We increment counter each time a move is made. If its value is even, the current player is White, else Black. The heights array stores the bit position for the next free cell in each column. Notice that if a column is full, its value in the heights array will match the value in the pad_top array.

This compact representation allows for optimizations that makes things faster. Making a move is now as easy as:

def make_move(state, icol):
    # set the appropriate bit for the current player to 1
    bitboards[counter & 1] ^= (1 << heights[icol])

    counter += 1
    heights[icol] += 1

Checking for wins is also much more efficient. For instance, lets consider the positive diagonal. Notice from the way we've laid out the bits, that the positive diagonal cells differ by a value of 8. For example, the bit to the top-right of bit 14 is bit 22. So for each bit, we can look at the bits that are 8, 16 and 24 bits away, and if they are all set to 1, we have a 4-in-a-row along the positive diagonal.

Illustration showing the process for finding four-in-a-row using bitboards

We can actually check this for every bit simultaneously, as shown above. Highlighted in orange are the bits that are in common so far. Notice that if there is a 4-in-a-row, there will be atleast one non-zero bit at the end. The implementation is as shown:

board = bitboards[1] # bitboard for Black
if board & (board >> 8) & (board >> 16) & (board >> 24) != 0: 
    return 1 # 1 indicates a win for Black

We can do the same for the other directions. For example, the horizontal cells differ by a value of 7. We can check the offsets 7, 14 and 21 to find horizontal wins.
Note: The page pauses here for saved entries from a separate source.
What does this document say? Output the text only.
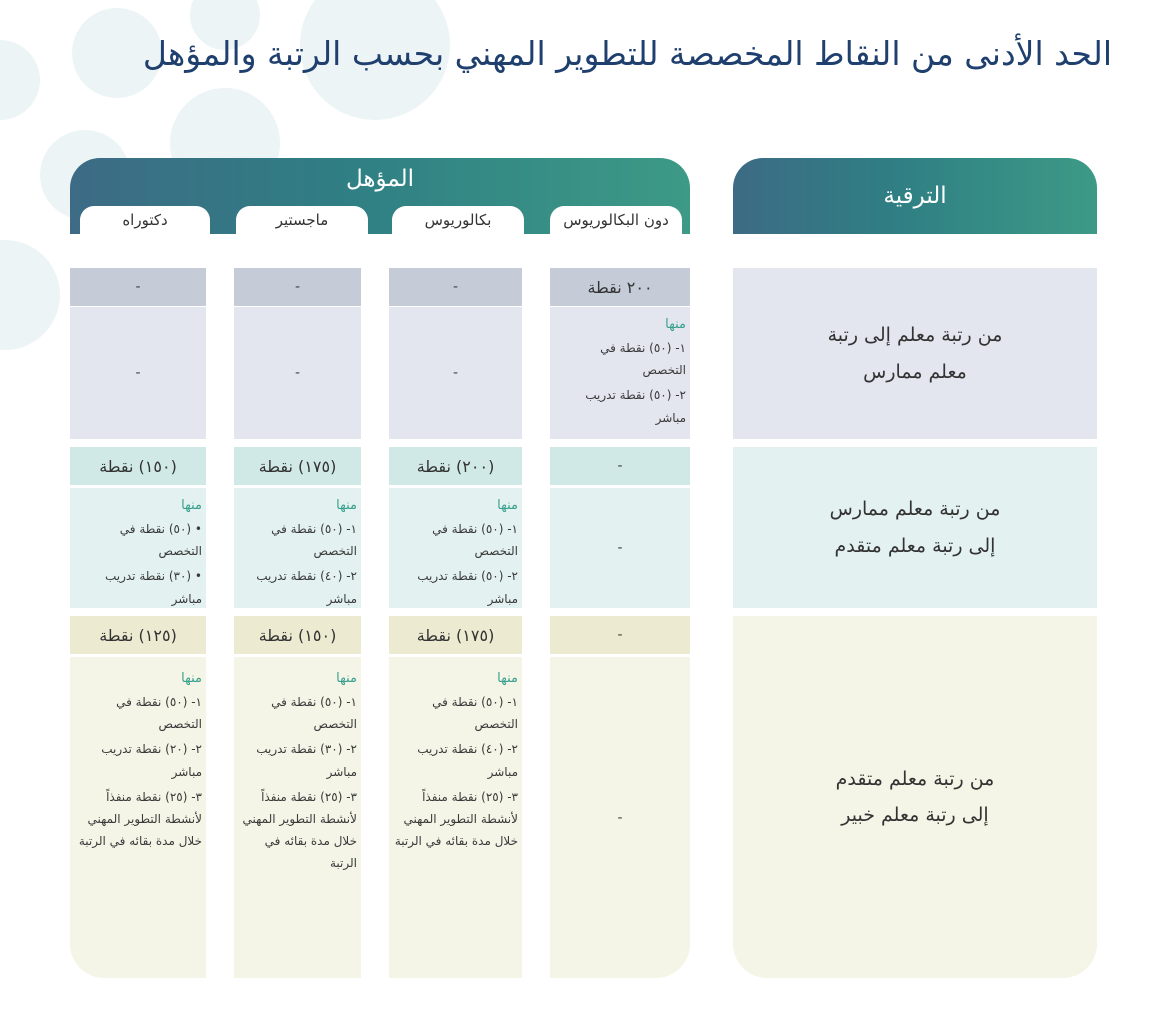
الحد الأدنى من النقاط المخصصة للتطوير المهني بحسب الرتبة والمؤهل
الترقية
المؤهل
دون البكالوريوس
بكالوريوس
ماجستير
دكتوراه
من رتبة معلم إلى رتبة
معلم ممارس
٢٠٠ نقطة
منها

١- (٥٠) نقطة في التخصص

٢- (٥٠) نقطة تدريب مباشر

-
-
-
-
-
-
من رتبة معلم ممارس
إلى رتبة معلم متقدم
-
-
(٢٠٠) نقطة
منها

١- (٥٠) نقطة في التخصص

٢- (٥٠) نقطة تدريب مباشر

(١٧٥) نقطة
منها

١- (٥٠) نقطة في التخصص

٢- (٤٠) نقطة تدريب مباشر

(١٥٠) نقطة
منها

• (٥٠) نقطة في التخصص

• (٣٠) نقطة تدريب مباشر

من رتبة معلم متقدم
إلى رتبة معلم خبير
-
-
(١٧٥) نقطة
منها

١- (٥٠) نقطة في التخصص

٢- (٤٠) نقطة تدريب مباشر

٣- (٢٥) نقطة منفذاً لأنشطة التطوير المهني خلال مدة بقائه في الرتبة

(١٥٠) نقطة
منها

١- (٥٠) نقطة في التخصص

٢- (٣٠) نقطة تدريب مباشر

٣- (٢٥) نقطة منفذاً لأنشطة التطوير المهني خلال مدة بقائه في الرتبة

(١٢٥) نقطة
منها

١- (٥٠) نقطة في التخصص

٢- (٢٠) نقطة تدريب مباشر

٣- (٢٥) نقطة منفذاً لأنشطة التطوير المهني خلال مدة بقائه في الرتبة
With these optimizations, our AI is almost twice as fast.

Depth	Mean Time 2d-array	Mean Time bitboard
5	0.018	0.010
6	0.046	0.024
7	0.236	0.126
8	0.509	0.268

Mean Time at Depth 8: 0.27 sec

Comparing mean times at depth 8, we have ended up almost 100x faster than our original minimax implementation! There are ways to speed up the AI even more, but I decided to stop here.

Web Demo

I ported the code over to C++, which ended up being around 250x faster than our fastest Python implementation! I compiled it to WebAssembly and created a web interface. View the source code or play directly on your browser.

Play the Demo

What Next?

If you're interested in more optimization techniques, check out this resource. It's worth noting that a lot of these optimizations work better with a good heuristic. While our simple heuristic works to some extent, it fails to provide an accurate evaluation for more complex positions. Moving beyond Connect Four, there are board games for which creating a good heuristic is nearly impossible.

In a follow-up blog post, I'll explore a completely different technique to creating the AI, one that does not require a heuristic at all. DeepMind used this technique as part of their AlphaGo AI to achieve a breakthrough result in 2016.